MEHMET BAYRAK
Sivas/Madımak katliamı denince, aklıma gelen husus, bir dine bağlanan “ihrak-ı binnar”(ateşe atarak yakma) geleneği çerçevesinde, daha Fatih döneminden başlayarak Bâtınî öğretiye mensup Temennayî gibi onbeş dolayında kalenderi -hurûfî derviş- şairin katledilmesi; 18. yüzyılda Osmanlı Valisi Kanyiyici Bekir Paşa’nın, Afyon’a bağlı Emre köyünde tüm Alevi köylüleri tekkeye doldurarak ateşe vermesi ve bunun bir gelenek olarak yakın geçmişe kadar devam etmesidir.

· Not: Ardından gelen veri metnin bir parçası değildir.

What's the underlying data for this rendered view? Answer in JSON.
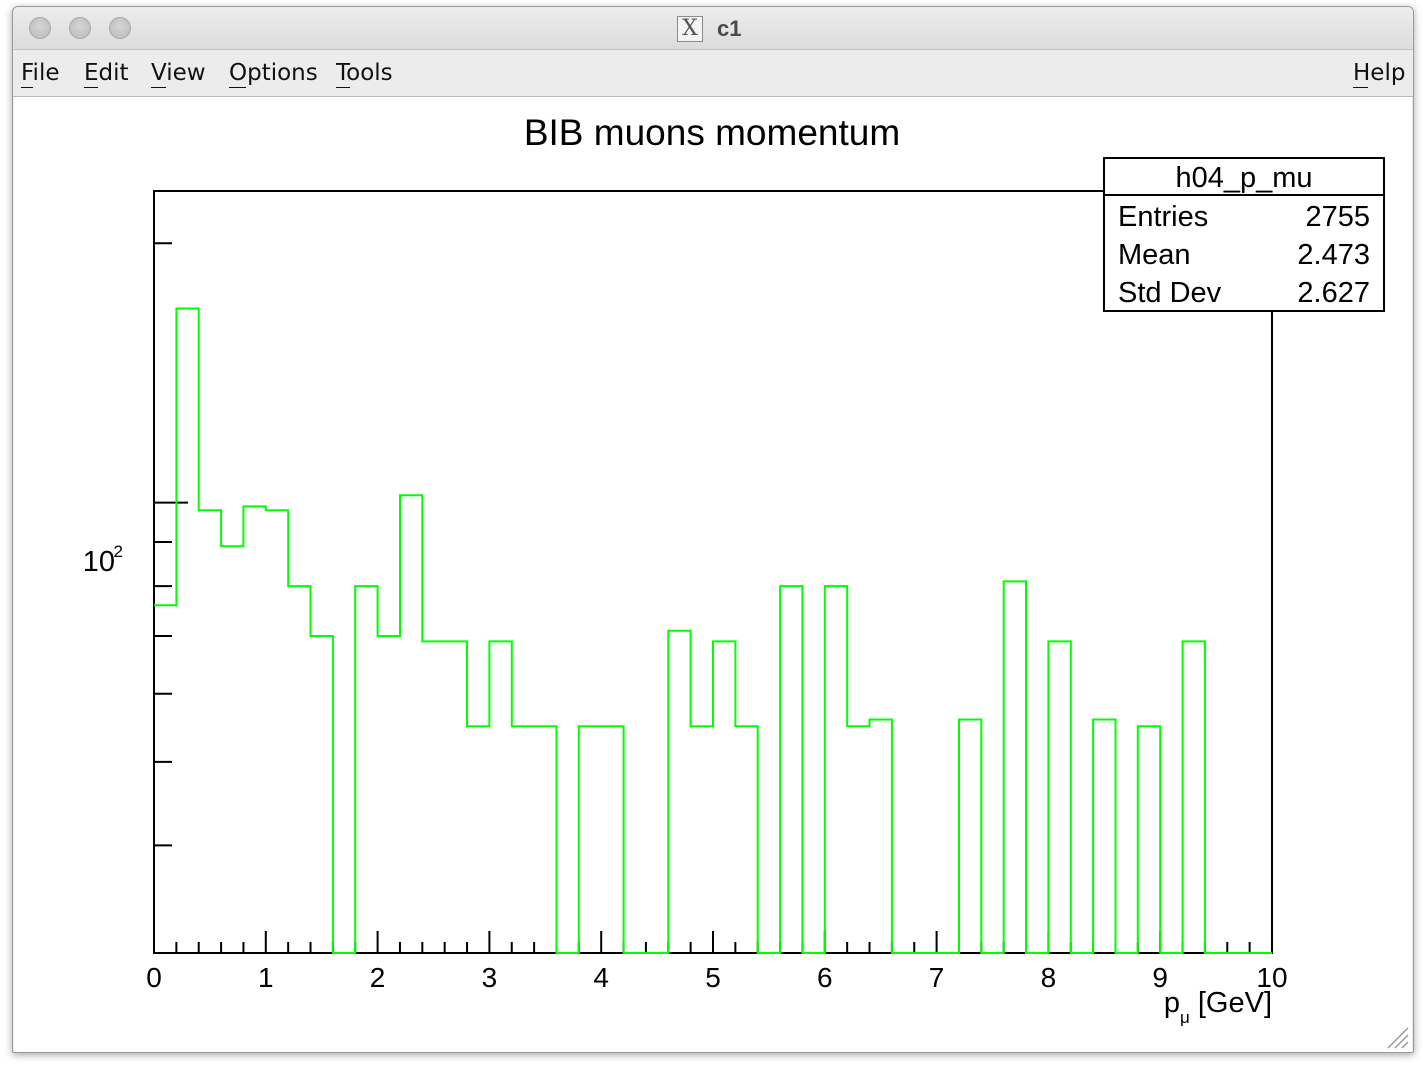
{
  "window": {
    "title": "c1",
    "app_icon": "x11-icon"
  },
  "menu": {
    "items": [
      "File",
      "Edit",
      "View",
      "Options",
      "Tools"
    ],
    "help": "Help"
  },
  "chart_data": {
    "type": "histogram",
    "title": "BIB muons momentum",
    "xlabel_main": "p",
    "xlabel_sub": "μ",
    "xlabel_unit": " [GeV]",
    "ylabel": "",
    "xlim": [
      0,
      10
    ],
    "ylim": [
      30,
      230
    ],
    "log_y": true,
    "grid": false,
    "line_color": "#00ff00",
    "x_ticks": [
      "0",
      "1",
      "2",
      "3",
      "4",
      "5",
      "6",
      "7",
      "8",
      "9",
      "10"
    ],
    "y_tick_label_base": "10",
    "y_tick_label_exp": "2",
    "bin_width": 0.2,
    "bin_edges_start": 0.0,
    "values": [
      76,
      168,
      98,
      89,
      99,
      98,
      80,
      70,
      0,
      80,
      70,
      102,
      69,
      69,
      55,
      69,
      55,
      55,
      0,
      55,
      55,
      0,
      0,
      71,
      55,
      69,
      55,
      0,
      80,
      0,
      80,
      55,
      56,
      0,
      0,
      0,
      56,
      0,
      81,
      0,
      69,
      0,
      56,
      0,
      55,
      0,
      69,
      0,
      0,
      0
    ],
    "stats_box": {
      "name": "h04_p_mu",
      "rows": [
        {
          "label": "Entries",
          "value": "2755"
        },
        {
          "label": "Mean",
          "value": "2.473"
        },
        {
          "label": "Std Dev",
          "value": "2.627"
        }
      ]
    }
  }
}
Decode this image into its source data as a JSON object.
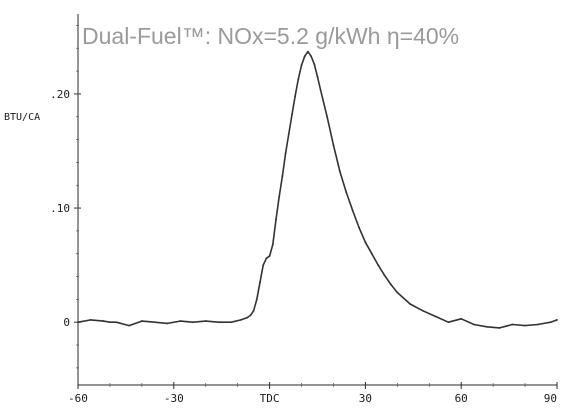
{
  "chart_data": {
    "type": "line",
    "title": "Dual-Fuel™: NOx=5.2 g/kWh η=40%",
    "ylabel": "BTU/CA",
    "xlabel": "",
    "xlim": [
      -60,
      90
    ],
    "ylim": [
      -0.055,
      0.27
    ],
    "y_ticks": [
      {
        "value": 0.2,
        "label": ".20"
      },
      {
        "value": 0.1,
        "label": ".10"
      },
      {
        "value": 0.0,
        "label": "0"
      }
    ],
    "x_ticks": [
      {
        "value": -60,
        "label": "-60"
      },
      {
        "value": -30,
        "label": "-30"
      },
      {
        "value": 0,
        "label": "TDC"
      },
      {
        "value": 30,
        "label": "30"
      },
      {
        "value": 60,
        "label": "60"
      },
      {
        "value": 90,
        "label": "90"
      }
    ],
    "grid": false,
    "series": [
      {
        "color": "#333333",
        "x": [
          -60,
          -56,
          -52,
          -50,
          -48,
          -44,
          -40,
          -36,
          -32,
          -28,
          -24,
          -20,
          -16,
          -12,
          -9,
          -7,
          -6,
          -5,
          -4,
          -3,
          -2,
          -1,
          0,
          1,
          2,
          3,
          4,
          5,
          6,
          7,
          8,
          9,
          10,
          11,
          12,
          13,
          14,
          15,
          16,
          18,
          20,
          22,
          24,
          26,
          28,
          30,
          32,
          34,
          36,
          38,
          40,
          44,
          48,
          52,
          56,
          60,
          64,
          68,
          72,
          76,
          80,
          84,
          88,
          90
        ],
        "y": [
          0.0,
          0.002,
          0.001,
          0.0,
          0.0,
          -0.003,
          0.001,
          0.0,
          -0.001,
          0.001,
          0.0,
          0.001,
          0.0,
          0.0,
          0.002,
          0.004,
          0.006,
          0.01,
          0.02,
          0.035,
          0.05,
          0.056,
          0.058,
          0.068,
          0.09,
          0.11,
          0.128,
          0.148,
          0.165,
          0.182,
          0.198,
          0.213,
          0.225,
          0.233,
          0.237,
          0.233,
          0.226,
          0.215,
          0.203,
          0.18,
          0.155,
          0.132,
          0.114,
          0.098,
          0.083,
          0.07,
          0.06,
          0.05,
          0.041,
          0.033,
          0.026,
          0.016,
          0.01,
          0.005,
          0.0,
          0.003,
          -0.002,
          -0.004,
          -0.005,
          -0.002,
          -0.003,
          -0.002,
          0.0,
          0.002
        ]
      }
    ]
  }
}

2 Temmuz 1993’te Sivas/Madımak’ta naklen yayın yapar gibi katliamın günboyu devam ettirilmesi hafızalardan silinmediği gibi; burada geçmişten beri tanıdığım birçok kültür insanının katledilmesi ve doğrudan tanıklıklarım, duygu ve düşünce dünyamda kalıcı izler bıraktı.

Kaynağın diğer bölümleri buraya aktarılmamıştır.